This document describes the source of the data used in this project and the transformations applied during collection and preprocessing.
The data used in this project comes from the Quantium Virtual Internship program's retail analytics module. It consists of:
-
QVI_transaction_data.csv: Contains customer transaction data for a chips category from a major retail chain.
- Source: Quantium sample retail dataset
- Time period: July 2018 - June 2019
- Contains: Transaction dates, store numbers, customer IDs, product quantity, and sales amounts
-
QVI_purchase_behaviour.csv: Contains customer segmentation and demographic information.
- Source: Quantium customer database
- Contains: Customer IDs, lifestage segments, and premium customer classifications
-
QVI_data_cleaned(CSV).gz: Compressed version of the cleaned and preprocessed transaction data.
- Derived from: QVI_transaction_data.csv after data cleaning operations
The following transformations were applied to the raw data:
-
Data Cleaning:
- Removed duplicate transactions
- Filtered out outliers (extremely high transaction values)
- Standardized date formats
- Handled missing values through appropriate imputation methods
-
Feature Engineering:
- Created time-based features (day of week, month, etc.)

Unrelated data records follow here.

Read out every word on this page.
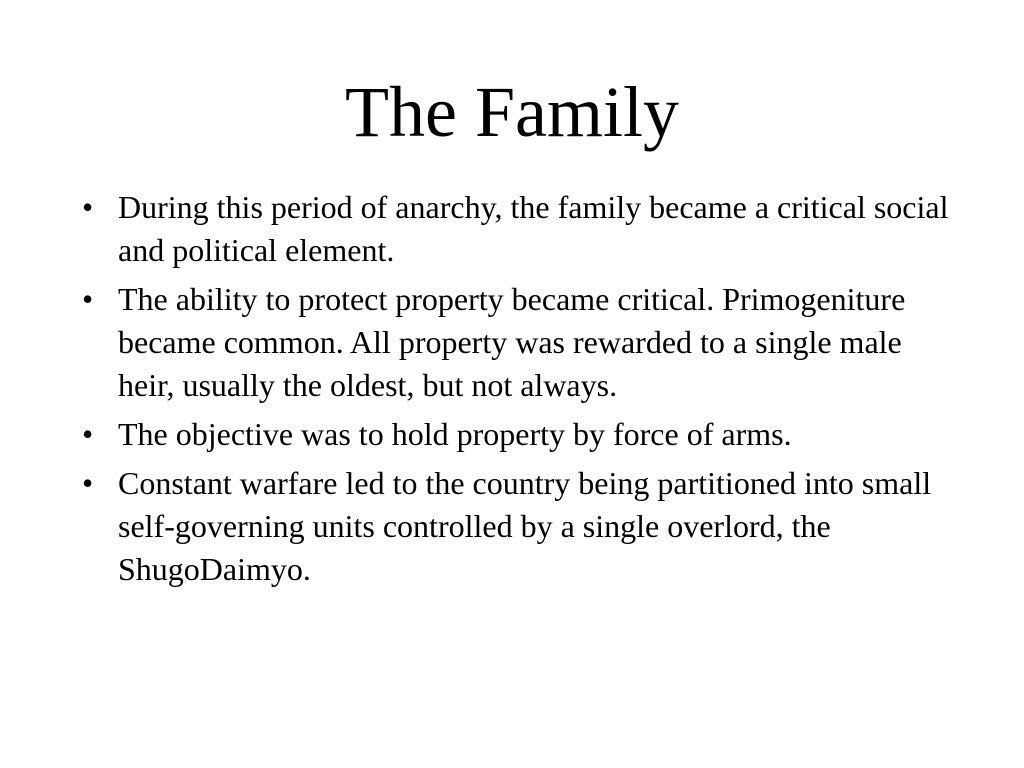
The Family
• During this period of anarchy, the family became a critical social and political element.
• The ability to protect property became critical. Primogeniture became common. All property was rewarded to a single male heir, usually the oldest, but not always.
• The objective was to hold property by force of arms.
• Constant warfare led to the country being partitioned into small self-governing units controlled by a single overlord, the ShugoDaimyo.
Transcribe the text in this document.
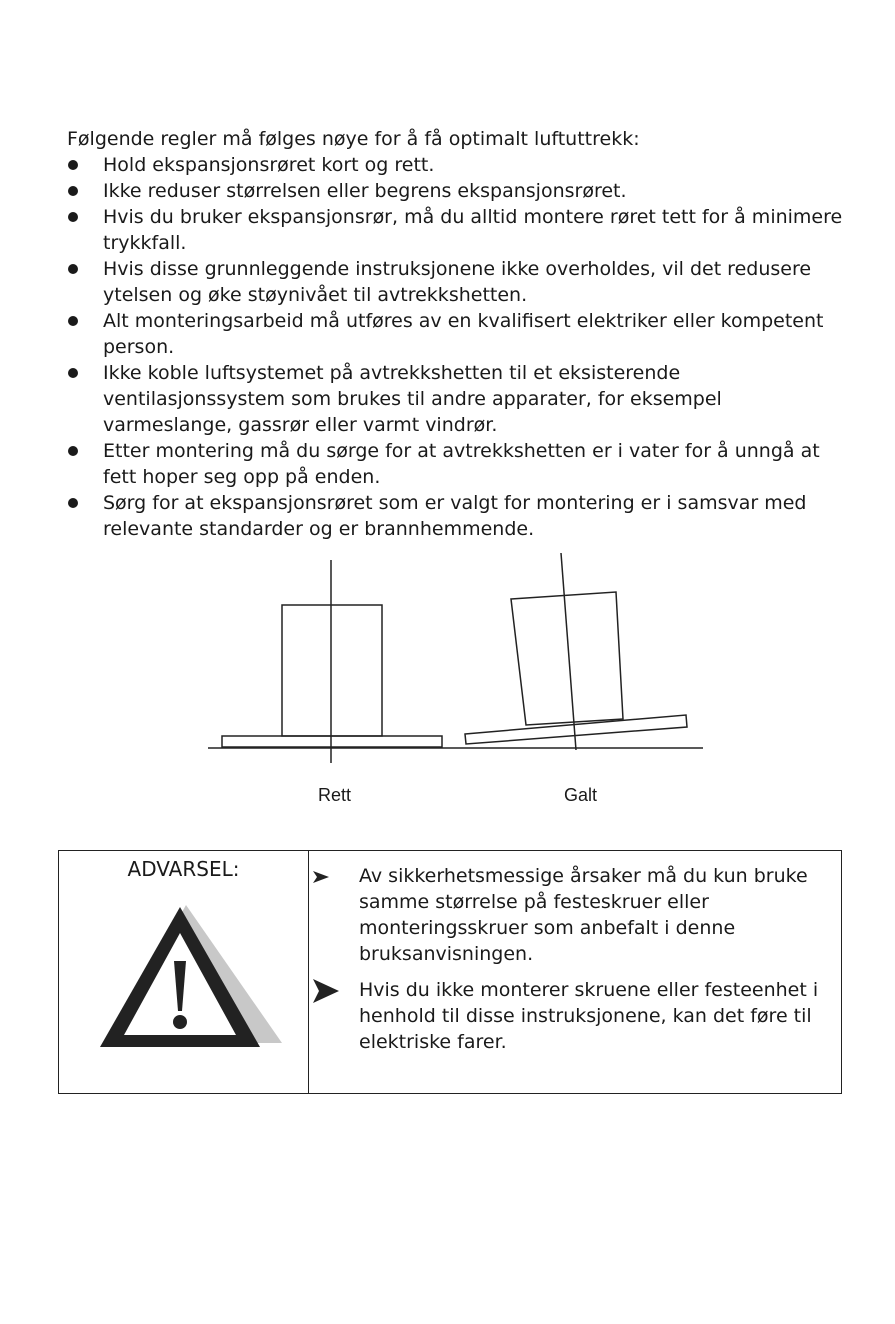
Følgende regler må følges nøye for å få optimalt luftuttrekk:

Hold ekspansjonsrøret kort og rett.
Ikke reduser størrelsen eller begrens ekspansjonsrøret.
Hvis du bruker ekspansjonsrør, må du alltid montere røret tett for å minimere trykkfall.
Hvis disse grunnleggende instruksjonene ikke overholdes, vil det redusere ytelsen og øke støynivået til avtrekkshetten.
Alt monteringsarbeid må utføres av en kvalifisert elektriker eller kompetent person.
Ikke koble luftsystemet på avtrekkshetten til et eksisterende ventilasjonssystem som brukes til andre apparater, for eksempel varmeslange, gassrør eller varmt vindrør.
Etter montering må du sørge for at avtrekkshetten er i vater for å unngå at fett hoper seg opp på enden.
Sørg for at ekspansjonsrøret som er valgt for montering er i samsvar med relevante standarder og er brannhemmende.
Rett	Galt
ADVARSEL:	Av sikkerhetsmessige årsaker må du kun bruke samme størrelse på festeskruer eller monteringsskruer som anbefalt i denne bruksanvisningen.
Hvis du ikke monterer skruene eller festeenhet i henhold til disse instruksjonene, kan det føre til elektriske farer.
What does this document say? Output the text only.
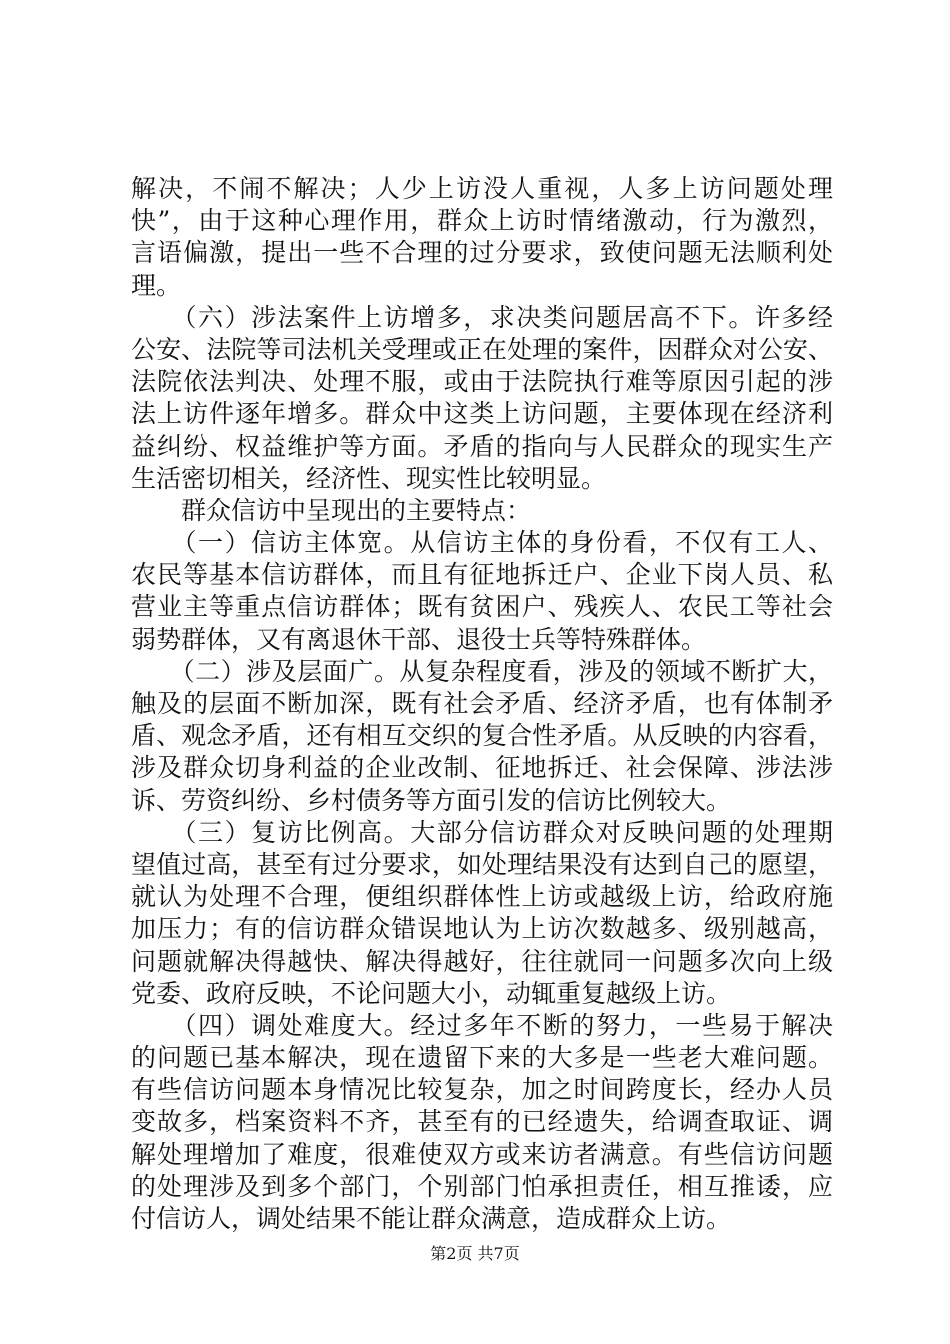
解决，不闹不解决；人少上访没人重视，人多上访问题处理
快”，由于这种心理作用，群众上访时情绪激动，行为激烈，
言语偏激，提出一些不合理的过分要求，致使问题无法顺利处
理。
　　（六）涉法案件上访增多，求决类问题居高不下。许多经
公安、法院等司法机关受理或正在处理的案件，因群众对公安、
法院依法判决、处理不服，或由于法院执行难等原因引起的涉
法上访件逐年增多。群众中这类上访问题，主要体现在经济利
益纠纷、权益维护等方面。矛盾的指向与人民群众的现实生产
生活密切相关，经济性、现实性比较明显。
　　群众信访中呈现出的主要特点：
　　（一）信访主体宽。从信访主体的身份看，不仅有工人、
农民等基本信访群体，而且有征地拆迁户、企业下岗人员、私
营业主等重点信访群体；既有贫困户、残疾人、农民工等社会
弱势群体，又有离退休干部、退役士兵等特殊群体。
　　（二）涉及层面广。从复杂程度看，涉及的领域不断扩大，
触及的层面不断加深，既有社会矛盾、经济矛盾，也有体制矛
盾、观念矛盾，还有相互交织的复合性矛盾。从反映的内容看，
涉及群众切身利益的企业改制、征地拆迁、社会保障、涉法涉
诉、劳资纠纷、乡村债务等方面引发的信访比例较大。
　　（三）复访比例高。大部分信访群众对反映问题的处理期
望值过高，甚至有过分要求，如处理结果没有达到自己的愿望，
就认为处理不合理，便组织群体性上访或越级上访，给政府施
加压力；有的信访群众错误地认为上访次数越多、级别越高，
问题就解决得越快、解决得越好，往往就同一问题多次向上级
党委、政府反映，不论问题大小，动辄重复越级上访。
　　（四）调处难度大。经过多年不断的努力，一些易于解决
的问题已基本解决，现在遗留下来的大多是一些老大难问题。
有些信访问题本身情况比较复杂，加之时间跨度长，经办人员
变故多，档案资料不齐，甚至有的已经遗失，给调查取证、调
解处理增加了难度，很难使双方或来访者满意。有些信访问题
的处理涉及到多个部门，个别部门怕承担责任，相互推诿，应
付信访人，调处结果不能让群众满意，造成群众上访。
第2页 共7页
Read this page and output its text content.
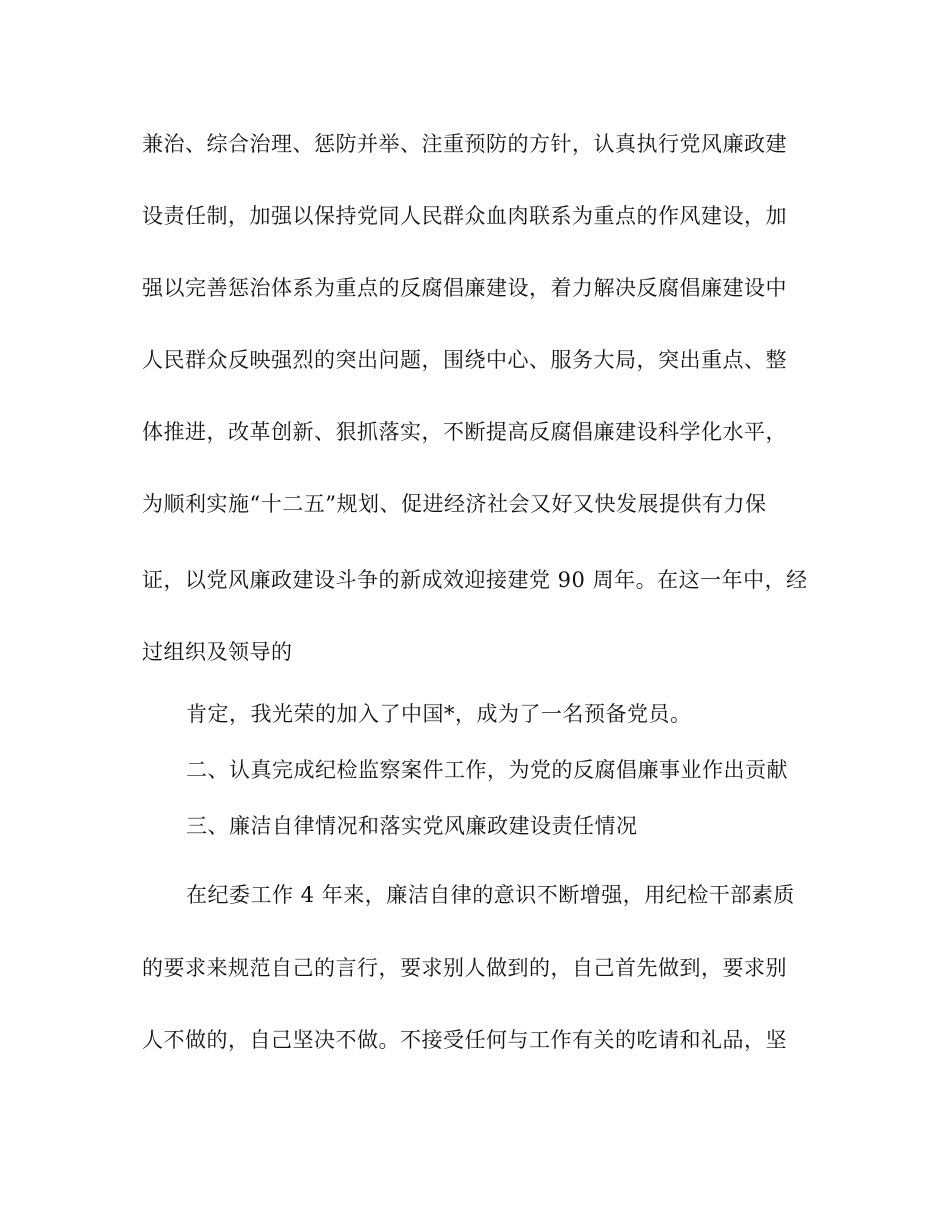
兼治、综合治理、惩防并举、注重预防的方针，认真执行党风廉政建
设责任制，加强以保持党同人民群众血肉联系为重点的作风建设，加
强以完善惩治体系为重点的反腐倡廉建设，着力解决反腐倡廉建设中
人民群众反映强烈的突出问题，围绕中心、服务大局，突出重点、整
体推进，改革创新、狠抓落实，不断提高反腐倡廉建设科学化水平，
为顺利实施“十二五”规划、促进经济社会又好又快发展提供有力保
证，以党风廉政建设斗争的新成效迎接建党 90 周年。在这一年中，经
过组织及领导的
肯定，我光荣的加入了中国*，成为了一名预备党员。
二、认真完成纪检监察案件工作，为党的反腐倡廉事业作出贡献
三、廉洁自律情况和落实党风廉政建设责任情况
在纪委工作 4 年来，廉洁自律的意识不断增强，用纪检干部素质
的要求来规范自己的言行，要求别人做到的，自己首先做到，要求别
人不做的，自己坚决不做。不接受任何与工作有关的吃请和礼品，坚
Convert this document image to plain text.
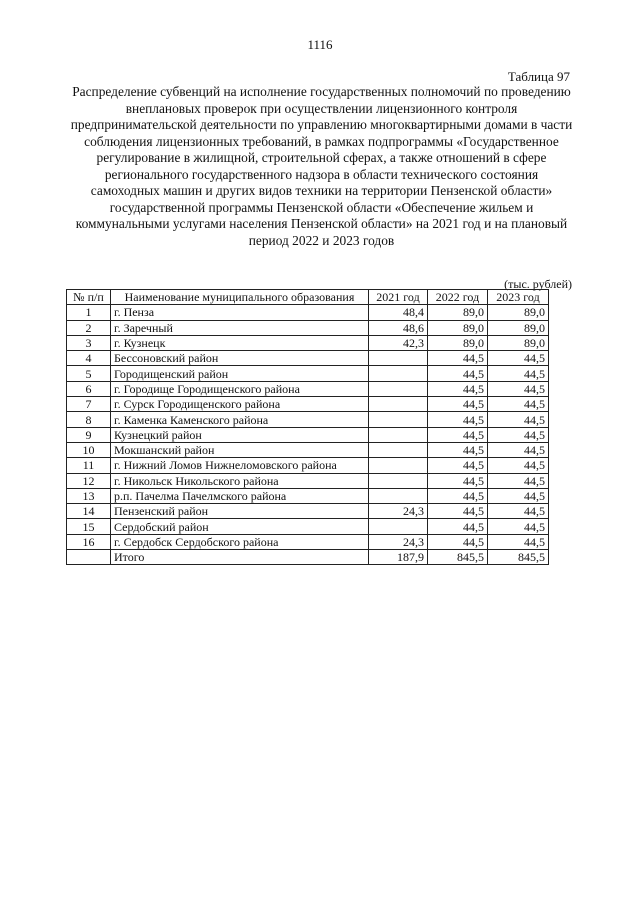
1116
Таблица 97
Распределение субвенций на исполнение государственных полномочий по проведению внеплановых проверок при осуществлении лицензионного контроля предпринимательской деятельности по управлению многоквартирными домами в части соблюдения лицензионных требований, в рамках подпрограммы «Государственное регулирование в жилищной, строительной сферах, а также отношений в сфере регионального государственного надзора в области технического состояния самоходных машин и других видов техники на территории Пензенской области» государственной программы Пензенской области «Обеспечение жильем и коммунальными услугами населения Пензенской области» на 2021 год и на плановый период 2022 и 2023 годов
(тыс. рублей)
№ п/п	Наименование муниципального образования	2021 год	2022 год	2023 год
1	г. Пенза	48,4	89,0	89,0
2	г. Заречный	48,6	89,0	89,0
3	г. Кузнецк	42,3	89,0	89,0
4	Бессоновский район		44,5	44,5
5	Городищенский район		44,5	44,5
6	г. Городище Городищенского района		44,5	44,5
7	г. Сурск Городищенского района		44,5	44,5
8	г. Каменка Каменского района		44,5	44,5
9	Кузнецкий район		44,5	44,5
10	Мокшанский район		44,5	44,5
11	г. Нижний Ломов Нижнеломовского района		44,5	44,5
12	г. Никольск Никольского района		44,5	44,5
13	р.п. Пачелма Пачелмского района		44,5	44,5
14	Пензенский район	24,3	44,5	44,5
15	Сердобский район		44,5	44,5
16	г. Сердобск Сердобского района	24,3	44,5	44,5
	Итого	187,9	845,5	845,5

- Calculated derived metrics such as average purchase value
- Aggregated transaction data by store and time periods
-
Data Integration:
- Merged transaction data with customer behavior data using customer IDs
- Combined store performance metrics with trial information
To ensure data quality and integrity:
- Data validation checks were performed to identify inconsistencies
- Outlier detection and treatment was applied
- Missing value analysis and appropriate handling strategies were implemented
- Data distributions were examined for normality and other statistical properties
This data is intended for educational and analytical purposes only. The data has been anonymized and does not contain personally identifiable information. Store numbers and other identifying information have been encoded to protect business confidentiality.
The data processing and analysis were conducted using:
- Python (Pandas, NumPy)
- Jupyter Notebooks
- Statistical analysis libraries